La máquina de
escribir suena y arranca palabras, algunas pausas y vuelve a sonar. El humo del
cigarrillo inunda la habitación. Papel pintado años sesenta y una decoración
cargada parecen abrigar el caos. Libros y notas desparramados como la maleza
que devora un jardín que dejó de cuidarse hace tiempo. Fue un hombre apuesto, de sonrisa amplia, seguro de sí mismo. Ahora las canas y la vejez le
han ganado la partida, una partida perdida de antemano, aunque nunca recuerda
haber pensado que el tiempo cumpliera su objetivo, desvanecerse.

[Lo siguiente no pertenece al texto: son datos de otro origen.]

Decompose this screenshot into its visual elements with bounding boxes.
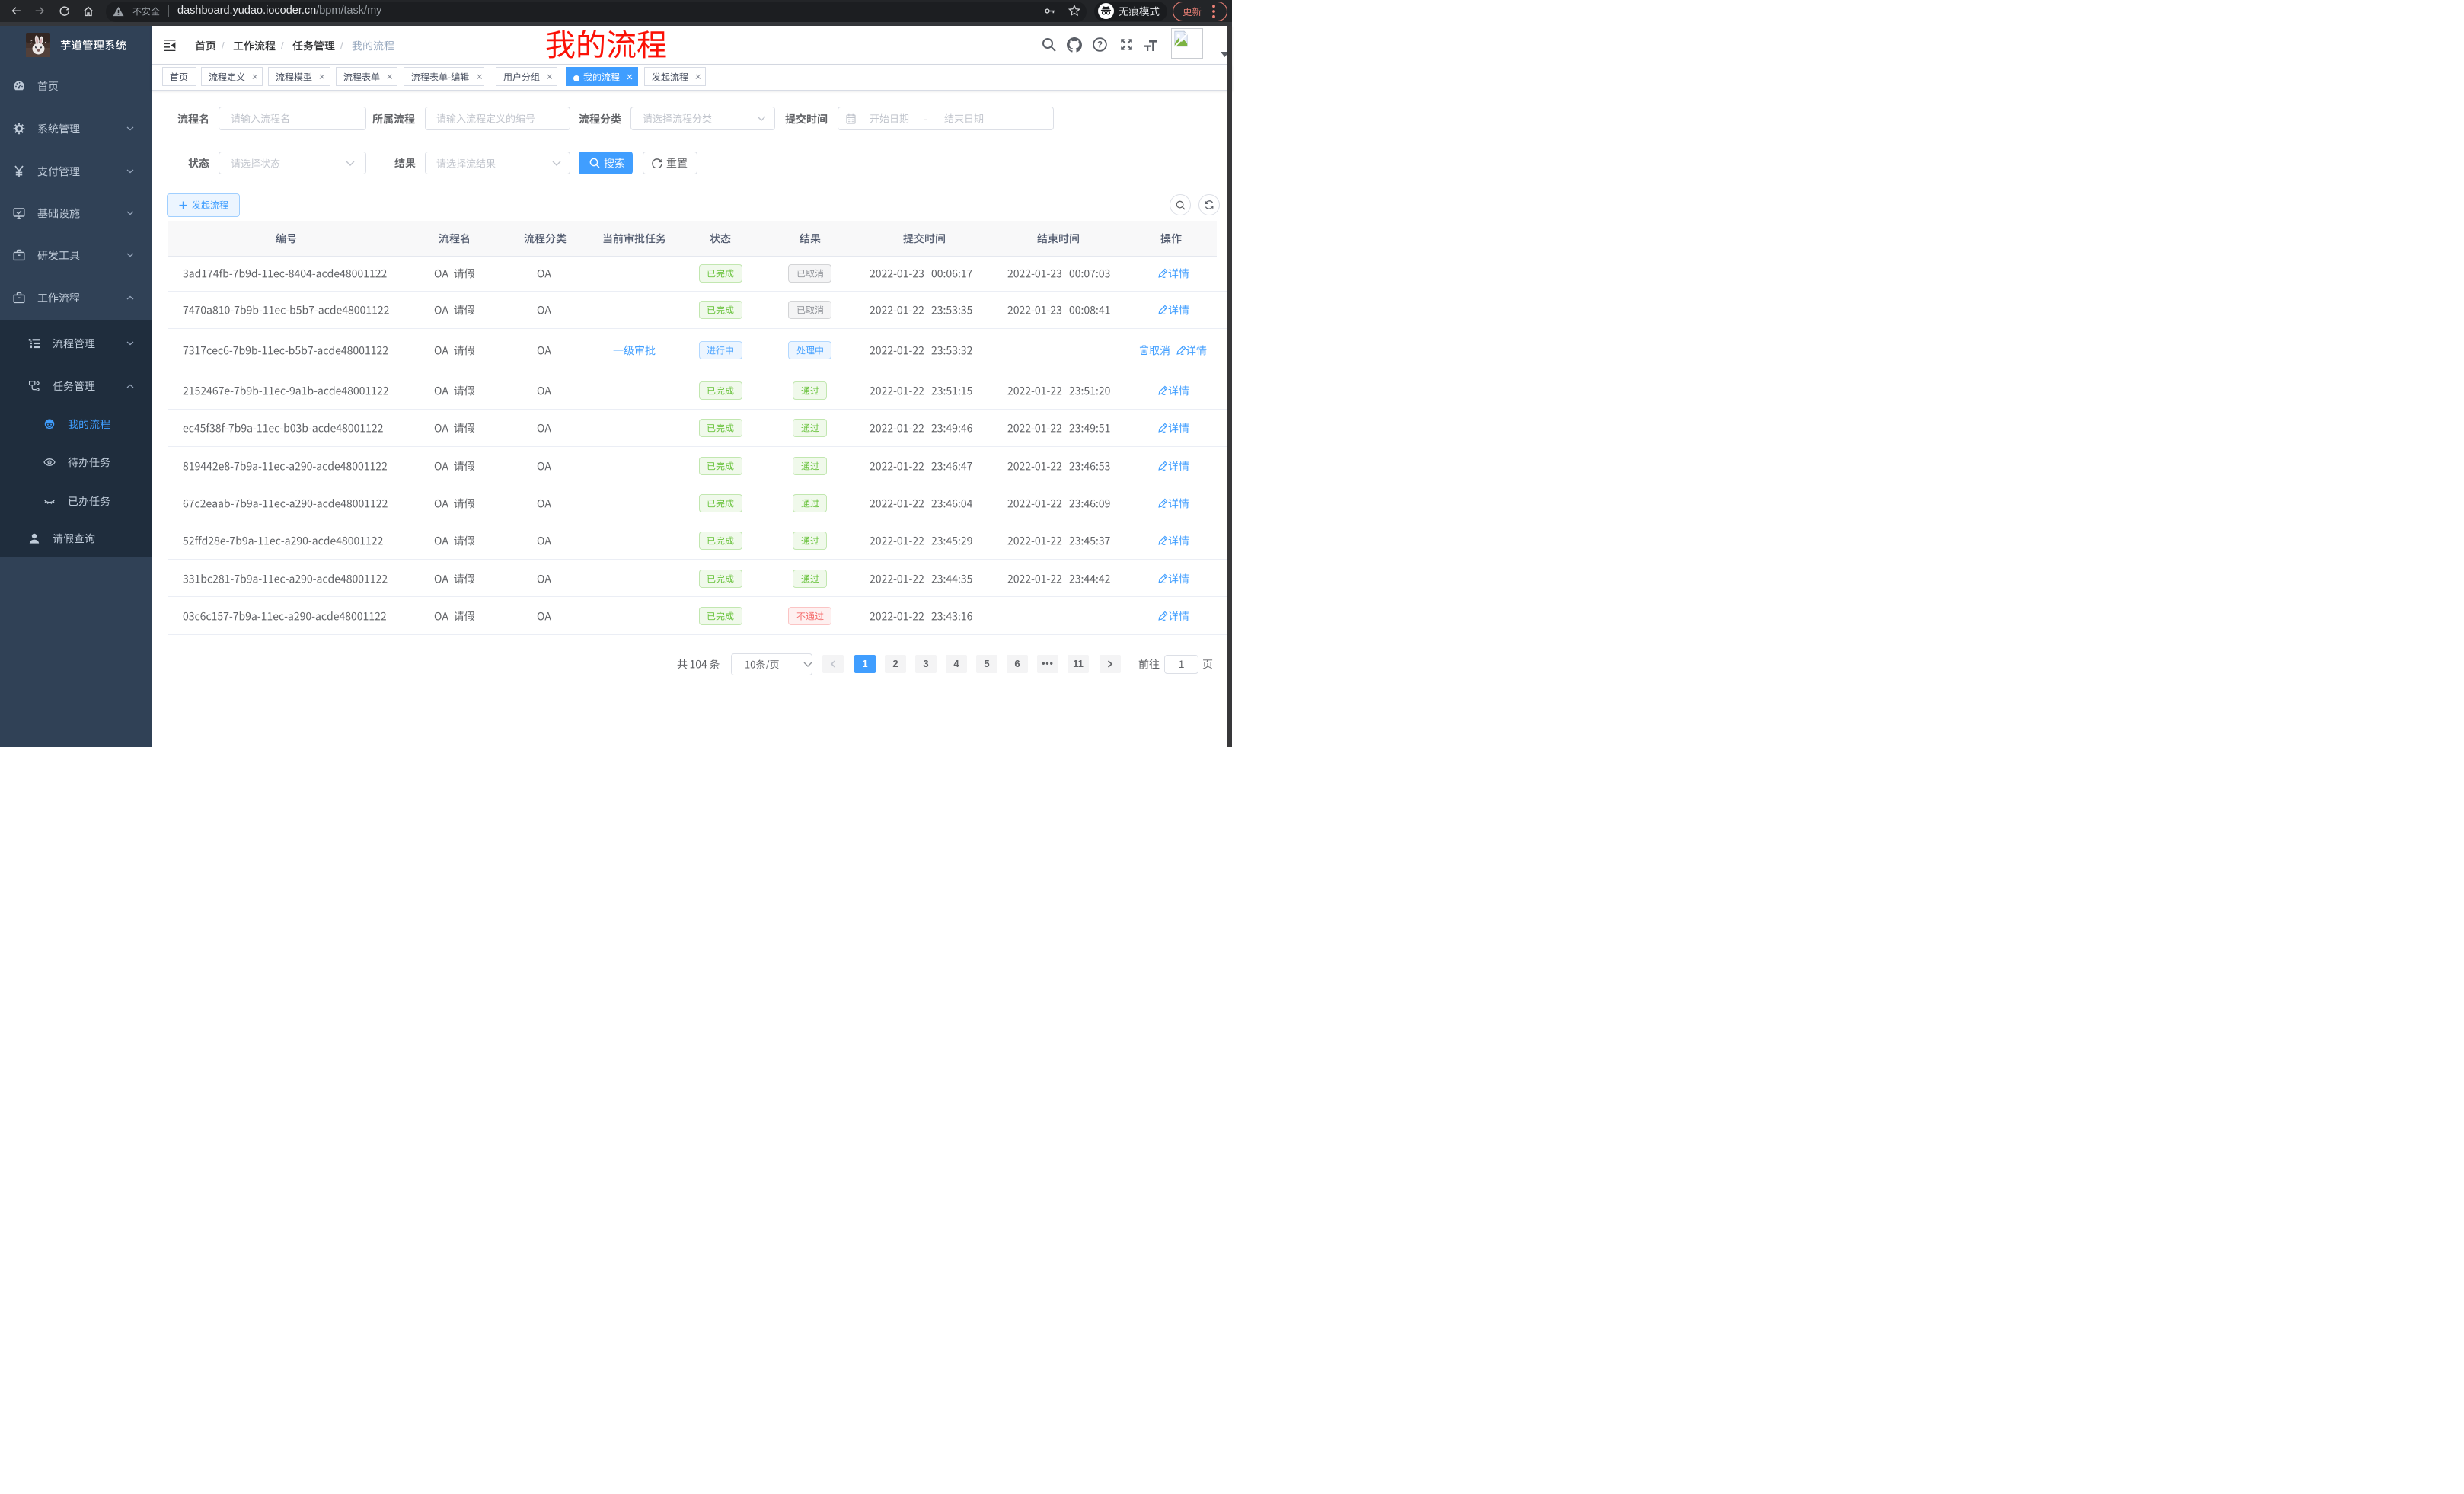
svg-text:?: ? bbox=[1096, 41, 1102, 50]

A veces, para y
mira algunos retratos llenos de polvo. Personas desaparecidas… la palabra
le hace sonreír. Por muchos libros que pudiera escribir jamás podría explicar esa desaparición. No logra comprender. Ni
siquiera haberse convertido en alcohólico le ha dado lucidez para comprender la nada de algo que existió. Vida finita, depredadora de existencias que se evaporan.
Hace tiempo
que le tiemblan las manos, limpia con el puño de la camisa el cristal de un pequeño
marco. Venido de lejos aparecen la imagen de una mujer hermosa abrazada a un
perro pequeño y lanudo. Se sirve un vaso de güisqui y lo apura. Un dolor ciego
le abrasa el estomago, aprieta el pequeño marco. Está cansado de intentar su
propia desaparición y parece que el destino se ríe del intento loco de un
hombre más.
Una prosa fluida: envuelve, cuida el matiz y narra... ¡Me encanta!